Hacker News new | ask | show | jobs
by digsmahler 2858 days ago
> Instead of projecting the Earth directly onto a single square, it projects the Earth onto the 6 faces of a cube enclosing the Earth and then applies an extra non-linear transformations to reduce even more the deformations. Each cell in s2 is in fact part of one of six quadtrees that describe the whole planet.

That's a super cool detail! I once implemented a 2D index using a Z-Order curve that directly translated lat/lon coordinates to a linear ordering. It works well enough because nobody really lives at the poles--the search regions with a single projection get really obtuse there. Projecting the earth onto a 6-sided die is a really elegant solution to that problem! Go go Google engineering!

1 comments

There is a subtle concept at work here that many people don't know but which manifests in geospatial data models: the representation you use to shard data should be homeomorphic to the intrinsic topology of the data model. Using cartographic projections is popular but does not meet this criteria, and it does eventually break for non-trivial geospatial data models. A cube, on the other hand, is homeomorphic to a spheroid (like a donut is to a coffee cup) and therefore capable of practically representing much more complex data models.

That said, using a cube projection has its own set of limitations and issues for advanced geospatial analytics even though it is well-behaved for sharding.
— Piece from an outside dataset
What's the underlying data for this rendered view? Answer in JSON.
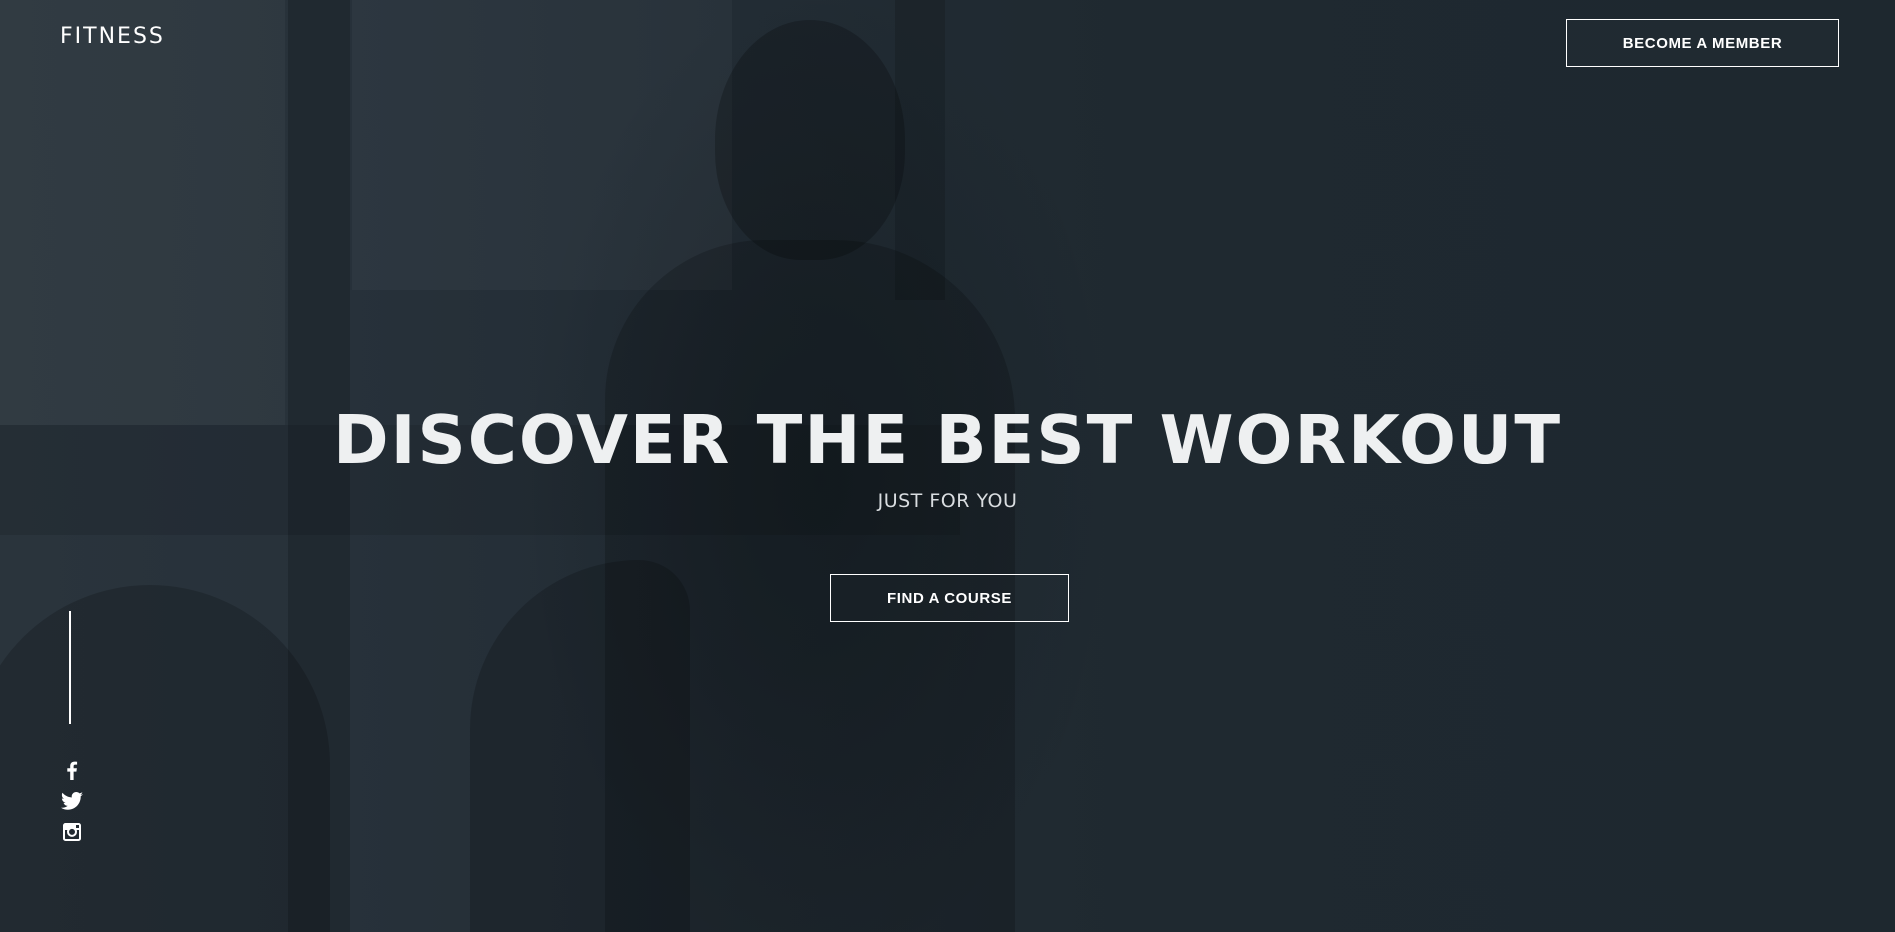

Current best practice representations embed a spheroid in a synthetic 3-space and shard the 3-space, which has few edge cases to worry about and is very efficient in time and space.

> the representation you use to shard data should be homeomorphic to the intrinsic topology of the data mode

Why is that?

Some valid relationships in the data model may not be representable in the sharding scheme. As a simple example, this is why many projection-based sharding schemes do not allow geometries in the polar regions. For any sufficiently rich analytical data model, you will eventually run into data or derived relationships that can't be properly represented in the system.

On a more practical level, non-homeomorphic representations also create a large number of additional edge cases that need to be handled to ensure correctness, many of which are obscure and non-obvious. In most implementations (including open source), developers tend to ignore many of these defects because they rarely affect simple mapping applications -- the reason they used a projection based representation in the first place is because it was easy. For complex, massive-scale geospatial analytics, customers have an uncanny ability to find these edge cases almost immediately.

I spent some time doing adapting some geometry algorithms to work with geospatial coordinates a few years ago. The problem with the poles is that latitude converges to 90 degrees whereas longitude degrees are all over the place if you move even slightly. This combined with precision issues with floating point math causes all sorts of issues.

A good example is a simple algorithm I did to draw circles on a map by turning them into polygons: https://github.com/jillesvangurp/geogeometry/blob/master/src...

This works perfectly fine if you stay away from the poles but if you get close enough the circles become a bit irregular. The algorithm tries to work around some of the issues but the results don't look pretty.

Other issues I encountered were several datasources with invalid degrees due to rounding errors. This is an issue along the dateline (180 degrees longitude). E.g. 180.0000001 degrees is invalid.

Another fun edgecase in geo is null Island, a fictional island of the coast of Africa at (0,0) that has become a fun little easter egg in many datasources. A friend of mine dedicated this website to it: https://www.vicchi.org/2014/04/05/welcome-to-the-republic-of...

Because of time bombs like "It works well enough because nobody really lives at the poles--"

That's exactly the sort of thing that works well until one day it just breaks your code because you forgot to make sure never to to do a computation on a thing that includes on of the poles. And it won't happen because someone starts living there rather it will happen because of a complicated logical chain of reasons that make perfect sense, but only in hindsight.